All other algorithms converge.
But, in this scenario it is better to consider only two objectives, namely MSRE and MSPBE. Furthermore, it is important to consider the proper weighting in off-policy learning, in order to ensure to convergence to good solutions.
For practical agnostic problems, it becomes difficult to ensure convergence to good solutions.

Incremental Methods: Control

The typical strategy is to alternate a step of policy evaluation (from previous section) with policy improvement.

In general, proving convergence in control is even more difficult as the behaviour policy changes over time (most results show convergence for linear function approximation). Nevertheless, this problem can be addressed directly by the following fundamental question (which is the SOTA of incremental methods in RL).

Batch Methods

The main idea to learn a function approximator is to use supervised learning. But, samples are not iid distributed in this context. A solution to restore the iid assumption consists of storing all samples seen so far (including the current one) and then sample randomly a batch of them to update the function approximator. This heuristic strategy is called experience replay.
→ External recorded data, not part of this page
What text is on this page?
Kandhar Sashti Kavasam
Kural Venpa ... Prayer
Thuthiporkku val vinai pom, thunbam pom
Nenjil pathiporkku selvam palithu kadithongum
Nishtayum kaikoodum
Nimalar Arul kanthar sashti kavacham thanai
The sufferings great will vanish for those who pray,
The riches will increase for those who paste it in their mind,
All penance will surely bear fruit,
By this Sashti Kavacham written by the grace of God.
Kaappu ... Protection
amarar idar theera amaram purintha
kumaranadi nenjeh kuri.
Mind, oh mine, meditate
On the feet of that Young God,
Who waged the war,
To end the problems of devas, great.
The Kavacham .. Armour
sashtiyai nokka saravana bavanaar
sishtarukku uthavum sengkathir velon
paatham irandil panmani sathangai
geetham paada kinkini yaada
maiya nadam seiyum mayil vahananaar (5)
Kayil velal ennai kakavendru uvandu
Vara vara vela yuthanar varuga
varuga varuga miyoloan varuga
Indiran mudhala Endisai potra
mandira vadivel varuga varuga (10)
For linear function approximator. Experience replay allows to formulate the problem of prediction as a least squares problem. namely $$J(w)=\sum_{\text{batch}}\big(\text{target}-\hat{q}_\pi(a,s;w)\big)^2$$ and the target can be $G_t$ for Least Squares Monte Carlo (LSMC), $R_{t+1}+\gamma \hat{q}_\pi(a',s';w)$ for Least Squares TD (LSTD) and $G_t^\lambda$ for Least Squares TD($\lambda$) (LSTD($\lambda$)). The solution of the least squares problem can be computed efficiently in a single step (i.e. instead of computing an inverse matrix at each iteration, you can exploit the Sherman-Morrison identity to perform the inversion only once at the beginnning of training).

For nonlinear function approximator. Experience replay stabilizes training using TD learning (Q-learning). Another heuristic helpful for stabilization consists of using an old parameter vector in the TD target, namely $R_{t+1}+\gamma \hat{q}_\pi(a',s';w_{\text{old}})$. These two ideas are the main contributions of the important Deep Q learning paper.